Provided by: signify-openbsd_24-1_amd64
signify-openbsd — cryptographically sign and verify files
signify-openbsd -C [-q] -p pubkey -x sigfile [file ...] signify-openbsd -G [-n] [-c comment] -p pubkey -s seckey signify-openbsd -S [-ez] [-x sigfile] -s seckey -m message signify-openbsd -V [-eqz] [-p pubkey] [-t keytype] [-x sigfile] -m message
The signify-openbsd utility creates and verifies cryptographic signatures. A signature verifies the integrity of a message. The mode of operation is selected with the following options: -C Verify a signed checksum list, and then verify the checksum for each file. If no files are specified, all of them are checked. sigfile should be the signed output of sha256(1). -G Generate a new key pair. Keynames should follow the convention of keyname.pub and keyname.sec for the public and secret keys, respectively. -S Sign the specified message file and create a signature. -V Verify the message and signature match. The other options are as follows: -c comment Specify the comment to be added during key generation. -e When signing, embed the message after the signature. When verifying, extract the message from the signature. (This requires that the signature was created using -e and creates a new message file as output.) -m message When signing, the file containing the message to sign.
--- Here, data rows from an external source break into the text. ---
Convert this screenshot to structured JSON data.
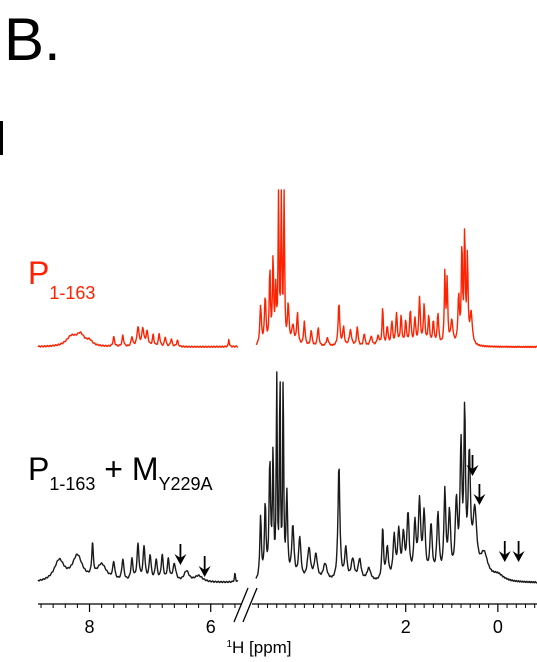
{
  "panel_label": "B.",
  "colors": {
    "top_trace": "#ff2200",
    "bottom_trace": "#1a1a1a",
    "axis": "#000000"
  },
  "chart_data": {
    "type": "line",
    "title": "",
    "xlabel_sup": "1",
    "xlabel_main": "H [ppm]",
    "x_reversed": true,
    "xlim": [
      8.85,
      -0.85
    ],
    "axis_break": {
      "between": [
        5.55,
        5.25
      ],
      "marker": "//"
    },
    "ticks_major": [
      8,
      6,
      2,
      0
    ],
    "tick_labels": [
      "8",
      "6",
      "2",
      "0"
    ],
    "ticks_minor": [
      8.8,
      8.6,
      8.4,
      8.2,
      7.8,
      7.6,
      7.4,
      7.2,
      7.0,
      6.8,
      6.6,
      6.4,
      6.2,
      5.8,
      5.6,
      5.2,
      5.0,
      4.8,
      4.6,
      4.4,
      4.2,
      4.0,
      3.8,
      3.6,
      3.4,
      3.2,
      3.0,
      2.8,
      2.6,
      2.4,
      2.2,
      1.8,
      1.6,
      1.4,
      1.2,
      1.0,
      0.8,
      0.6,
      0.4,
      0.2,
      -0.2,
      -0.4,
      -0.6,
      -0.8
    ],
    "series": [
      {
        "label_main": "P",
        "label_sub": "1-163",
        "label_rest": "",
        "label_sub2": "",
        "color": "#ff2200",
        "peaks": [
          [
            8.3,
            0.06,
            0.1
          ],
          [
            8.15,
            0.07,
            0.08
          ],
          [
            8.0,
            0.03,
            0.06
          ],
          [
            7.6,
            0.06,
            0.015
          ],
          [
            7.45,
            0.07,
            0.015
          ],
          [
            7.3,
            0.06,
            0.015
          ],
          [
            7.2,
            0.12,
            0.02
          ],
          [
            7.12,
            0.11,
            0.02
          ],
          [
            7.05,
            0.09,
            0.02
          ],
          [
            6.95,
            0.07,
            0.015
          ],
          [
            6.85,
            0.08,
            0.015
          ],
          [
            6.75,
            0.06,
            0.015
          ],
          [
            6.65,
            0.05,
            0.015
          ],
          [
            6.55,
            0.04,
            0.015
          ],
          [
            5.7,
            0.05,
            0.008
          ],
          [
            5.45,
            0.09,
            0.006
          ],
          [
            5.15,
            0.25,
            0.02
          ],
          [
            5.05,
            0.3,
            0.02
          ],
          [
            4.95,
            0.48,
            0.015
          ],
          [
            4.88,
            0.55,
            0.015
          ],
          [
            4.82,
            0.35,
            0.015
          ],
          [
            4.76,
            1.0,
            0.012
          ],
          [
            4.7,
            1.0,
            0.012
          ],
          [
            4.64,
            1.0,
            0.012
          ],
          [
            4.55,
            0.25,
            0.02
          ],
          [
            4.45,
            0.12,
            0.03
          ],
          [
            4.35,
            0.2,
            0.02
          ],
          [
            4.2,
            0.15,
            0.02
          ],
          [
            4.05,
            0.1,
            0.02
          ],
          [
            3.9,
            0.12,
            0.02
          ],
          [
            3.7,
            0.05,
            0.03
          ],
          [
            3.45,
            0.28,
            0.02
          ],
          [
            3.35,
            0.12,
            0.02
          ],
          [
            3.2,
            0.1,
            0.03
          ],
          [
            3.05,
            0.12,
            0.02
          ],
          [
            2.9,
            0.08,
            0.02
          ],
          [
            2.75,
            0.06,
            0.03
          ],
          [
            2.6,
            0.06,
            0.03
          ],
          [
            2.5,
            0.25,
            0.015
          ],
          [
            2.4,
            0.12,
            0.02
          ],
          [
            2.3,
            0.15,
            0.02
          ],
          [
            2.2,
            0.2,
            0.02
          ],
          [
            2.1,
            0.18,
            0.02
          ],
          [
            2.0,
            0.15,
            0.02
          ],
          [
            1.9,
            0.22,
            0.02
          ],
          [
            1.8,
            0.17,
            0.02
          ],
          [
            1.7,
            0.3,
            0.02
          ],
          [
            1.6,
            0.25,
            0.02
          ],
          [
            1.5,
            0.18,
            0.02
          ],
          [
            1.4,
            0.15,
            0.02
          ],
          [
            1.3,
            0.2,
            0.02
          ],
          [
            1.15,
            0.45,
            0.015
          ],
          [
            1.1,
            0.4,
            0.015
          ],
          [
            1.0,
            0.15,
            0.03
          ],
          [
            0.85,
            0.3,
            0.02
          ],
          [
            0.78,
            0.62,
            0.015
          ],
          [
            0.72,
            0.7,
            0.015
          ],
          [
            0.66,
            0.55,
            0.015
          ],
          [
            0.58,
            0.2,
            0.03
          ]
        ],
        "baseline_offset": 0.0
      },
      {
        "label_main": "P",
        "label_sub": "1-163",
        "label_rest": " + M",
        "label_sub2": "Y229A",
        "color": "#1a1a1a",
        "peaks": [
          [
            8.5,
            0.1,
            0.1
          ],
          [
            8.2,
            0.12,
            0.1
          ],
          [
            7.95,
            0.15,
            0.015
          ],
          [
            7.8,
            0.08,
            0.1
          ],
          [
            7.6,
            0.08,
            0.02
          ],
          [
            7.45,
            0.1,
            0.02
          ],
          [
            7.3,
            0.1,
            0.02
          ],
          [
            7.2,
            0.17,
            0.02
          ],
          [
            7.1,
            0.16,
            0.02
          ],
          [
            7.0,
            0.12,
            0.02
          ],
          [
            6.9,
            0.1,
            0.02
          ],
          [
            6.8,
            0.12,
            0.02
          ],
          [
            6.7,
            0.1,
            0.02
          ],
          [
            6.6,
            0.08,
            0.03
          ],
          [
            6.4,
            0.05,
            0.05
          ],
          [
            6.2,
            0.03,
            0.08
          ],
          [
            5.6,
            0.04,
            0.01
          ],
          [
            5.45,
            0.07,
            0.006
          ],
          [
            5.15,
            0.3,
            0.02
          ],
          [
            5.05,
            0.35,
            0.02
          ],
          [
            4.95,
            0.55,
            0.02
          ],
          [
            4.88,
            0.6,
            0.015
          ],
          [
            4.8,
            1.0,
            0.012
          ],
          [
            4.73,
            1.0,
            0.012
          ],
          [
            4.66,
            1.0,
            0.012
          ],
          [
            4.58,
            0.4,
            0.02
          ],
          [
            4.45,
            0.25,
            0.03
          ],
          [
            4.3,
            0.2,
            0.03
          ],
          [
            4.1,
            0.15,
            0.04
          ],
          [
            3.95,
            0.12,
            0.04
          ],
          [
            3.75,
            0.08,
            0.05
          ],
          [
            3.45,
            0.55,
            0.025
          ],
          [
            3.3,
            0.15,
            0.03
          ],
          [
            3.15,
            0.1,
            0.04
          ],
          [
            3.0,
            0.1,
            0.04
          ],
          [
            2.8,
            0.06,
            0.05
          ],
          [
            2.5,
            0.25,
            0.02
          ],
          [
            2.4,
            0.15,
            0.03
          ],
          [
            2.25,
            0.2,
            0.03
          ],
          [
            2.15,
            0.22,
            0.03
          ],
          [
            2.05,
            0.2,
            0.03
          ],
          [
            1.95,
            0.3,
            0.03
          ],
          [
            1.8,
            0.25,
            0.03
          ],
          [
            1.7,
            0.35,
            0.03
          ],
          [
            1.6,
            0.3,
            0.03
          ],
          [
            1.45,
            0.25,
            0.03
          ],
          [
            1.3,
            0.3,
            0.03
          ],
          [
            1.15,
            0.4,
            0.025
          ],
          [
            1.05,
            0.3,
            0.03
          ],
          [
            0.9,
            0.35,
            0.03
          ],
          [
            0.8,
            0.6,
            0.025
          ],
          [
            0.72,
            0.75,
            0.02
          ],
          [
            0.62,
            0.55,
            0.03
          ],
          [
            0.5,
            0.3,
            0.05
          ],
          [
            0.3,
            0.12,
            0.1
          ],
          [
            0.0,
            0.03,
            0.15
          ]
        ],
        "baseline_offset": 0.0
      }
    ],
    "arrows": [
      {
        "series": 1,
        "x": 6.5
      },
      {
        "series": 1,
        "x": 6.1
      },
      {
        "series": 1,
        "x": 0.55
      },
      {
        "series": 1,
        "x": 0.4
      },
      {
        "series": 1,
        "x": -0.15
      },
      {
        "series": 1,
        "x": -0.45
      }
    ]
  }
}
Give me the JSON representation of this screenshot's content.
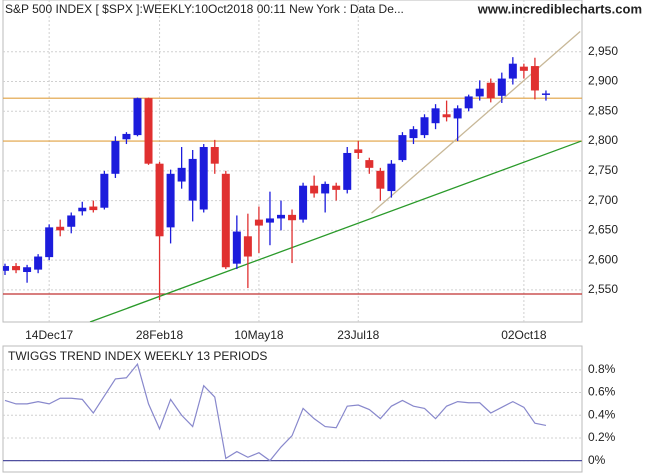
{
  "chart_data": [
    {
      "type": "candlestick",
      "title": "S&P 500 INDEX [ $SPX ]:WEEKLY:10Oct2018 00:11 New York : Data De...",
      "source": "www.incrediblecharts.com",
      "categories": [
        null,
        null,
        null,
        null,
        "14Dec17",
        null,
        null,
        null,
        null,
        null,
        null,
        null,
        null,
        null,
        "28Feb18",
        null,
        null,
        null,
        null,
        null,
        null,
        null,
        null,
        "10May18",
        null,
        null,
        null,
        null,
        null,
        null,
        null,
        null,
        "23Jul18",
        null,
        null,
        null,
        null,
        null,
        null,
        null,
        null,
        null,
        null,
        null,
        null,
        null,
        null,
        "02Oct18",
        null,
        null
      ],
      "open": [
        2582,
        2590,
        2580,
        2584,
        2605,
        2656,
        2656,
        2682,
        2690,
        2688,
        2745,
        2803,
        2810,
        2872,
        2762,
        2655,
        2732,
        2700,
        2685,
        2790,
        2745,
        2594,
        2640,
        2668,
        2663,
        2670,
        2676,
        2668,
        2725,
        2712,
        2725,
        2718,
        2786,
        2768,
        2750,
        2716,
        2768,
        2805,
        2810,
        2830,
        2845,
        2838,
        2855,
        2875,
        2898,
        2876,
        2905,
        2925,
        2926,
        2880
      ],
      "high": [
        2594,
        2595,
        2592,
        2610,
        2660,
        2668,
        2680,
        2698,
        2700,
        2750,
        2808,
        2815,
        2873,
        2873,
        2765,
        2752,
        2790,
        2785,
        2795,
        2802,
        2750,
        2675,
        2678,
        2690,
        2715,
        2700,
        2685,
        2730,
        2742,
        2732,
        2730,
        2790,
        2800,
        2772,
        2755,
        2768,
        2815,
        2825,
        2845,
        2862,
        2868,
        2860,
        2878,
        2902,
        2905,
        2915,
        2941,
        2930,
        2940,
        2885
      ],
      "low": [
        2575,
        2578,
        2562,
        2578,
        2600,
        2640,
        2645,
        2675,
        2680,
        2685,
        2738,
        2795,
        2808,
        2760,
        2533,
        2628,
        2720,
        2665,
        2680,
        2745,
        2585,
        2585,
        2553,
        2612,
        2625,
        2650,
        2595,
        2663,
        2705,
        2680,
        2700,
        2712,
        2770,
        2745,
        2700,
        2705,
        2765,
        2795,
        2805,
        2820,
        2833,
        2800,
        2850,
        2868,
        2865,
        2864,
        2895,
        2905,
        2870,
        2868
      ],
      "close": [
        2590,
        2583,
        2588,
        2606,
        2655,
        2650,
        2675,
        2688,
        2684,
        2745,
        2800,
        2812,
        2872,
        2762,
        2640,
        2745,
        2755,
        2770,
        2790,
        2762,
        2588,
        2648,
        2606,
        2658,
        2670,
        2676,
        2667,
        2725,
        2712,
        2728,
        2718,
        2780,
        2780,
        2755,
        2720,
        2762,
        2810,
        2820,
        2840,
        2855,
        2840,
        2855,
        2875,
        2888,
        2872,
        2905,
        2930,
        2918,
        2885,
        2880
      ],
      "up_color": "#1c1cdc",
      "down_color": "#e03030",
      "ylim": [
        2496,
        3037
      ],
      "yticks": [
        {
          "value": 2550,
          "label": "2,550"
        },
        {
          "value": 2600,
          "label": "2,600"
        },
        {
          "value": 2650,
          "label": "2,650"
        },
        {
          "value": 2700,
          "label": "2,700"
        },
        {
          "value": 2750,
          "label": "2,750"
        },
        {
          "value": 2800,
          "label": "2,800"
        },
        {
          "value": 2850,
          "label": "2,850"
        },
        {
          "value": 2900,
          "label": "2,900"
        },
        {
          "value": 2950,
          "label": "2,950"
        }
      ],
      "grid": true,
      "hlines": [
        {
          "value": 2872,
          "color": "#e0a040"
        },
        {
          "value": 2800,
          "color": "#e0a040"
        },
        {
          "value": 2543,
          "color": "#c03030"
        }
      ],
      "trendlines": [
        {
          "color": "#2a9a2a",
          "x": [
            7.7,
            52.2
          ],
          "y": [
            2496,
            2800
          ]
        },
        {
          "color": "#c8b898",
          "x": [
            33.2,
            52.1
          ],
          "y": [
            2679,
            2984
          ]
        }
      ]
    },
    {
      "type": "line",
      "title": "TWIGGS TREND INDEX WEEKLY 13 PERIODS",
      "values": [
        0.53,
        0.5,
        0.5,
        0.52,
        0.5,
        0.55,
        0.55,
        0.54,
        0.42,
        0.57,
        0.72,
        0.73,
        0.85,
        0.5,
        0.28,
        0.54,
        0.4,
        0.3,
        0.66,
        0.56,
        0.02,
        0.08,
        0.03,
        0.07,
        0,
        0.12,
        0.22,
        0.46,
        0.37,
        0.3,
        0.29,
        0.48,
        0.49,
        0.45,
        0.37,
        0.48,
        0.53,
        0.48,
        0.46,
        0.37,
        0.48,
        0.52,
        0.51,
        0.51,
        0.42,
        0.47,
        0.52,
        0.47,
        0.33,
        0.31
      ],
      "color": "#8888cc",
      "ylim": [
        -0.1,
        1.01
      ],
      "yticks": [
        {
          "value": 0,
          "label": "0%"
        },
        {
          "value": 0.2,
          "label": "0.2%"
        },
        {
          "value": 0.4,
          "label": "0.4%"
        },
        {
          "value": 0.6,
          "label": "0.6%"
        },
        {
          "value": 0.8,
          "label": "0.8%"
        }
      ],
      "grid": true
    }
  ]
}
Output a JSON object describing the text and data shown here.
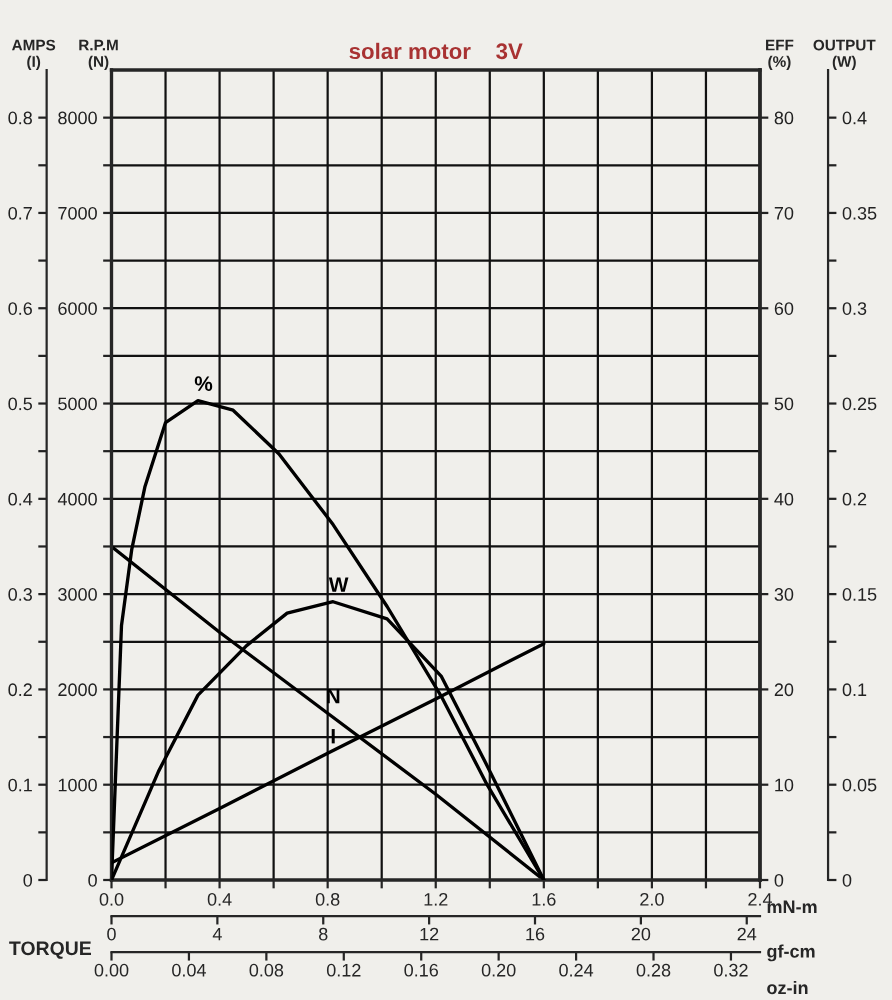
{
  "chart_data": [
    {
      "type": "line",
      "title": "solar motor    3V",
      "xlabel": "mN-m",
      "x2label": "gf-cm",
      "ylabel": "R.P.M\n(N)",
      "y2label": "AMPS\n(I)",
      "annotations": [
        "TORQUE"
      ],
      "xlim": [
        0,
        2.4
      ],
      "xticks": [
        {
          "value": 0,
          "label": "0.0"
        },
        {
          "value": 0.2,
          "label": null
        },
        0.4,
        {
          "value": 0.6,
          "label": null
        },
        0.8,
        {
          "value": 1.0,
          "label": null
        },
        1.2,
        {
          "value": 1.4,
          "label": null
        },
        1.6,
        {
          "value": 1.8,
          "label": null
        },
        {
          "value": 2.0,
          "label": "2.0"
        },
        {
          "value": 2.2,
          "label": null
        },
        2.4
      ],
      "x2lim": [
        0,
        24.5
      ],
      "x2ticks": [
        0,
        4,
        8,
        12,
        16,
        20,
        24
      ],
      "ylim": [
        0,
        8500
      ],
      "yticks": [
        0,
        {
          "value": 500,
          "label": null
        },
        1000,
        {
          "value": 1500,
          "label": null
        },
        2000,
        {
          "value": 2500,
          "label": null
        },
        3000,
        {
          "value": 3500,
          "label": null
        },
        4000,
        {
          "value": 4500,
          "label": null
        },
        5000,
        {
          "value": 5500,
          "label": null
        },
        6000,
        {
          "value": 6500,
          "label": null
        },
        7000,
        {
          "value": 7500,
          "label": null
        },
        8000
      ],
      "y2lim": [
        0,
        0.85
      ],
      "y2ticks": [
        0,
        {
          "value": 0.05,
          "label": null
        },
        0.1,
        {
          "value": 0.15,
          "label": null
        },
        0.2,
        {
          "value": 0.25,
          "label": null
        },
        0.3,
        {
          "value": 0.35,
          "label": null
        },
        0.4,
        {
          "value": 0.45,
          "label": null
        },
        0.5,
        {
          "value": 0.55,
          "label": null
        },
        0.6,
        {
          "value": 0.65,
          "label": null
        },
        0.7,
        {
          "value": 0.75,
          "label": null
        },
        0.8
      ],
      "grid": true,
      "marker": "none",
      "line_style": "solid",
      "series": [
        {
          "name": "N",
          "color": "#000000",
          "x": [
            0,
            0.4,
            0.8,
            1.2,
            1.6
          ],
          "values": [
            3500,
            2600,
            1750,
            900,
            0
          ]
        },
        {
          "name": "I",
          "color": "#000000",
          "axis": "y2",
          "x": [
            0,
            0.4,
            0.8,
            1.2,
            1.6
          ],
          "values": [
            0.018,
            0.075,
            0.133,
            0.19,
            0.248
          ]
        }
      ]
    },
    {
      "type": "line",
      "xlim": [
        0,
        2.4
      ],
      "tick_labels": "y",
      "x2label": "oz-in",
      "x2lim": [
        0,
        0.335
      ],
      "x2ticks": [
        {
          "value": 0,
          "label": "0.00"
        },
        0.04,
        0.08,
        0.12,
        0.16,
        {
          "value": 0.2,
          "label": "0.20"
        },
        0.24,
        0.28,
        0.32
      ],
      "ylabel": "EFF\n(%)",
      "ylim": [
        0,
        85
      ],
      "yticks": [
        0,
        10,
        20,
        30,
        40,
        50,
        60,
        70,
        80
      ],
      "y2label": "OUTPUT\n(W)",
      "y2lim": [
        0,
        0.425
      ],
      "y2ticks": [
        0,
        {
          "value": 0.025,
          "label": null
        },
        0.05,
        {
          "value": 0.075,
          "label": null
        },
        0.1,
        {
          "value": 0.125,
          "label": null
        },
        0.15,
        {
          "value": 0.175,
          "label": null
        },
        0.2,
        {
          "value": 0.225,
          "label": null
        },
        0.25,
        {
          "value": 0.275,
          "label": null
        },
        0.3,
        {
          "value": 0.325,
          "label": null
        },
        0.35,
        {
          "value": 0.375,
          "label": null
        },
        0.4
      ],
      "marker": "none",
      "line_style": "solid",
      "series": [
        {
          "name": "%",
          "color": "#000000",
          "x": [
            0,
            0.037,
            0.075,
            0.124,
            0.2,
            0.32,
            0.45,
            0.62,
            0.82,
            1.02,
            1.22,
            1.39,
            1.6
          ],
          "values": [
            0,
            26.7,
            34.7,
            41.3,
            48,
            50.3,
            49.3,
            44.7,
            37.3,
            28.7,
            19.3,
            10,
            0
          ]
        },
        {
          "name": "W",
          "color": "#000000",
          "axis": "y2",
          "x": [
            0,
            0.174,
            0.32,
            0.5,
            0.65,
            0.82,
            1.02,
            1.22,
            1.39,
            1.6
          ],
          "values": [
            0,
            0.057,
            0.097,
            0.123,
            0.14,
            0.146,
            0.137,
            0.107,
            0.06,
            0
          ]
        }
      ]
    }
  ]
}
When verifying, the file containing the message to verify. When verifying with -e, the file to create. -n Do not ask for a passphrase during key generation. Otherwise, signify-openbsd will prompt the user for a passphrase to protect the secret key. -p pubkey Public key produced by -G, and used by -V to check a signature. -q Quiet mode. Suppress informational output. -s seckey Secret (private) key produced by -G, and used by -S to sign a message. -t keytype When deducing the correct key to check a signature, make sure the actual key matches /etc/signify-openbsd/*-keytype.pub. -x sigfile The signature file to create or verify. The default is message.sig. -z Sign and verify gzip(1) archives, where the signing data is embedded in the gzip(1) header. The key and signature files created by signify-openbsd have the same format. The first line of the file is a free form text comment that may be edited, so long as it does not exceed a single line. Signature comments will be generated based on the name of the secret key used for signing. This comment can then be used as a hint for the name of the public key when verifying. The second line of the file is the actual key or signature base64 encoded.
The signify-openbsd utility exits 0 on success, and >0 if an error occurs. It may fail because of one of the following reasons: · Some necessary files do not exist. · Entered passphrase is incorrect. · The message file was corrupted and its signature does not match. · The message file is too large.
Create a new key pair: $ signify-openbsd -G -p newkey.pub -s newkey.sec Sign a file, specifying a signature name: $ signify-openbsd -S -s key.sec -m message.txt -x msg.sig Verify a signature, using the default signature name: $ signify-openbsd -V -p key.pub -m generalsorders.txt Verify a release directory containing SHA256.sig and a full set of release files: $ signify-openbsd -C -p /etc/signify/openbsd-65-base.pub -x SHA256.sig Verify a bsd.rd before an upgrade: $ signify-openbsd -C -p /etc/signify/openbsd-65-base.pub -x SHA256.sig bsd.rd Sign a gzip archive: $ signify-openbsd -Sz -s key-arc.sec -m in.tgz -x out.tgz Verify a gzip pipeline: $ ftp url | signify-openbsd -Vz -t arc | tar ztf -
The signify-openbsd command first appeared in OpenBSD 5.5.